Şimdi kamu kuruluşları işyerlerinde imzalanamayan Toplu İş Sözleşmeleri kapsamında sayılan Zonguldak maden işçisi ile ilgili Genel Maden İşçileri Sendikası 16.07.2013 tarihi itibariyle grev kararı aldı. TTK Genel Müdürlüğü’nde 25.Dönem ve MTA İşyerlerinde 15.Dönem Toplu İş Sözleşmesi görüşmelerinde anlaşma sağlanamaması sonucu 60 günlük Grev uygulama süreci başlatıldı.Sendika Grev Kararını almak zorunda idi.6356 Sayılı Sendikalar ve Toplu İş Sözleşmesi Yasası’nın 60 maddesine göre Sendika, Grev Kararını almasa idi. YETKİSİ düşecekti.Yani toplu iş sözleşmesi imzalamaktan vazgeçmiş sayılacaktı.

 

Havzada yaklaşık 12 bin maden işçisi,aylardır süren görüşmeler sonucu Tolu İş Sözleşmesinin imzalanmasını bekliyordu.Ayrıca bu sözleşmeye paralel olarak Havzada ilk özel HEMA Maden Ocaklarında da çalışan 500 işçinin  toplu iş sözleşmesi yapılmış olacaktı.Grev Kararı toplumu gerdi.Adını Sendikacılık Tarihine yazdıran ışıklar içinde yatsın Şemsi DENİZER başkanlığındaki yürütülen TİS görüşmeleri,bir işçinin dahi burnu kanamadan sürdürülen Grev  ve Mengen’e yürüyen 30 bin  madenci düşünüldü.Devlet adamı 1990’ un Zonguldak  Valisi Saim ÇOTUR ,Saygı ile anımsandı.  

 

Ancak 23.07.2013 günü TÜRK-İŞ Yönetim Kurulu ve Kamuda Toplu İş Sözleşme yapacak TÜRK-İŞ’e bağlı sendikaların Genel Başkanları ile Hükümet adına Çalışma ve Sosyal Güvenlik Bakanı arasında 5.kez yapılan toplantıda çerçeve protokolü imzalandı.Çerçeve protokolüne göre, TÜRK-İŞ’in ücretler için % 10+10 zam istemine karşın Birinci yıl için % 4+4 ,İkinci yıl  için % 3+3 zam uygulanacak.   
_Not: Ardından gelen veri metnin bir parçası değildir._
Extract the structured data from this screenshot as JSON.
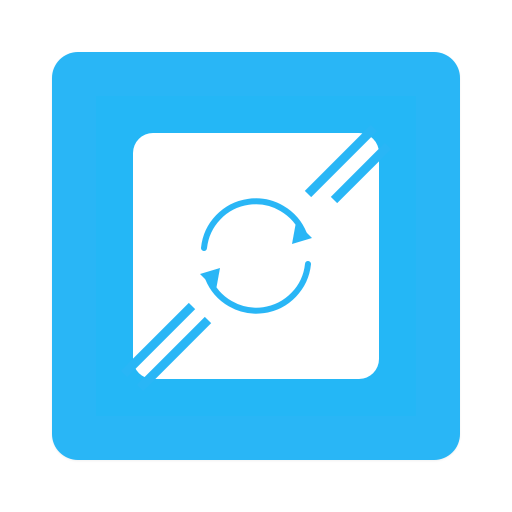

En Düşük işçi ücreti brüt olarak 1100 Tl’ye yükseltilecek,Aylık Brüt geliri 1.850 tl nin altında olan işçilere 200 Tl ,yevmi yelerine 6.67 Tl iyileştirme zammı uygulanacak,Sosyal yardımlar 01.01.2013 ten itibaren 180 Tl ye yükseltilecek,

TTK Maden işçisine 155.-Tl, MTA İşçilerine 166.-Tl sosyal yardım ödenecek.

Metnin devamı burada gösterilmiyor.